The area in question, the densely forested Essequibo region, amounts to about two-thirds of Guyana’s national territory and is roughly the size of Florida.
Sunday’s largely symbolic referendum asked voters if they agreed with creating a Venezuelan state in the Essequibo region, providing its population with Venezuelan citizenship and “incorporating that state into the map of Venezuelan territory.”
In a news conference announcing preliminary results from the first tranche of counted votes, the Venezuelan National Electoral Council said voters chose “yes” more than 95% of the time on each of five questions on the ballot.
It is unclear what steps Venezuela’s government would take to enforce its claim, however.
Venezuela has long claimed the land, which it argues was within its borders during the Spanish colonial period. It dismisses an 1899 ruling by international arbitrators that set the current boundaries when Guyana was still a British colony, and Venezuelan President Nicolas Maduro has cast the referendum in anti-imperialist sentiment on social media.
Guyana has called the move a step towards annexation and an “existential threat.”
Last week, Guyanese President Irfaan Ali visited troops in Essequibo and dramatically hoisted a Guyanese flag on a mountain overlooking the border with Venezuela.
The International Court of Justice, based in The Hague, ruled before the vote that “Venezuela shall refrain from taking any action which would modify the situation that currently prevails in the territory in dispute.” It plans to hold a trial in the spring on the issue, following years of review and decades of failed negotiations. Venezuela does not recognize the court’s jurisdiction on the issue, however.
What happens next
The vote’s result was widely expected within Venezuela, although its practical implications are likely to be minimal, analysts say, with the creation of a Venezuelan state within the Essequibo a remote possibility.
It’s unclear what steps the Venezuelan government would take to follow through on the result, and any attempt to assert a claim would certainly be met with international resistance.
Still, the escalating rhetoric has prompted troop movements in the region and saber-rattling in both countries, drawing comparisons from Guyanese leaders to the Russian invasion of Ukraine. Many residents in the predominantly indigenous region are reportedly on edge.
“The longstanding row over the border between Guyana and Venezuela has risen to a level of unprecedented tension in the relations between our countries,” Guyanese Foreign Minister Robert Persaud wrote Wednesday in Americas Quarterly.

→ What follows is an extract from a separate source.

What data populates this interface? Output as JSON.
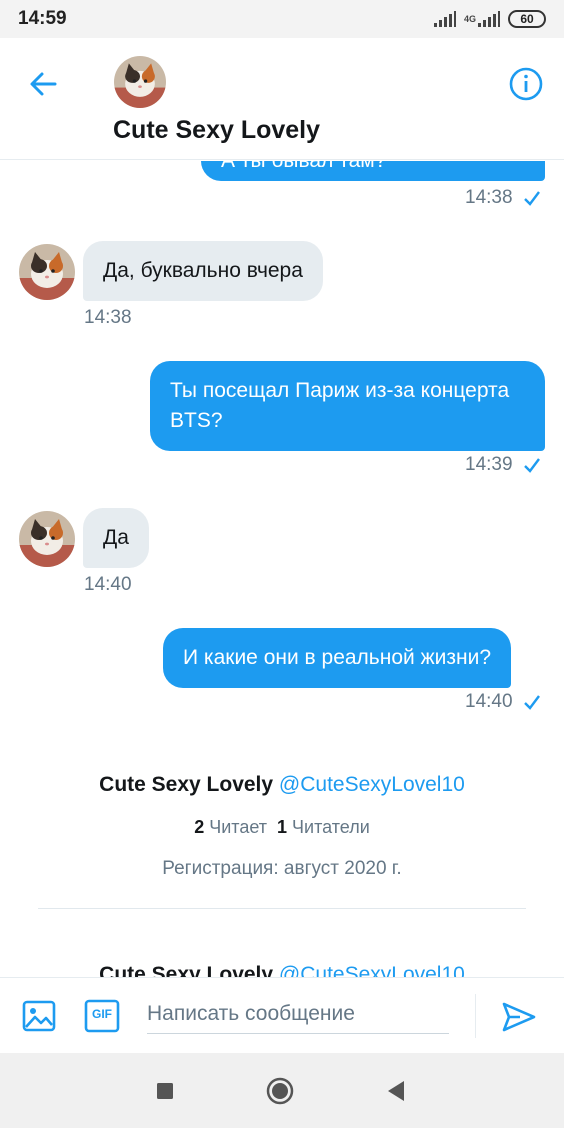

Even without implementing the referendum, which would require further constitutional steps and the likely use of force, Maduro may stand to gain politically from the vote amid a challenging re-election campaign.
In October, the Venezuelan opposition showed rare momentum after rallying around Maria Corina Machado, a center-right former legislator who has attacked Maduro for overseeing soaring inflation and food shortages, in the country’s first primary in 11 years.
“An authoritarian government facing a difficult political situation is always tempted to look around for a patriotic issue so it can wrap itself in the flag and rally support, and I think that’s a large part of what Maduro is doing,” said Phil Gunson, a Caracas-based analyst with the International Crisis Group.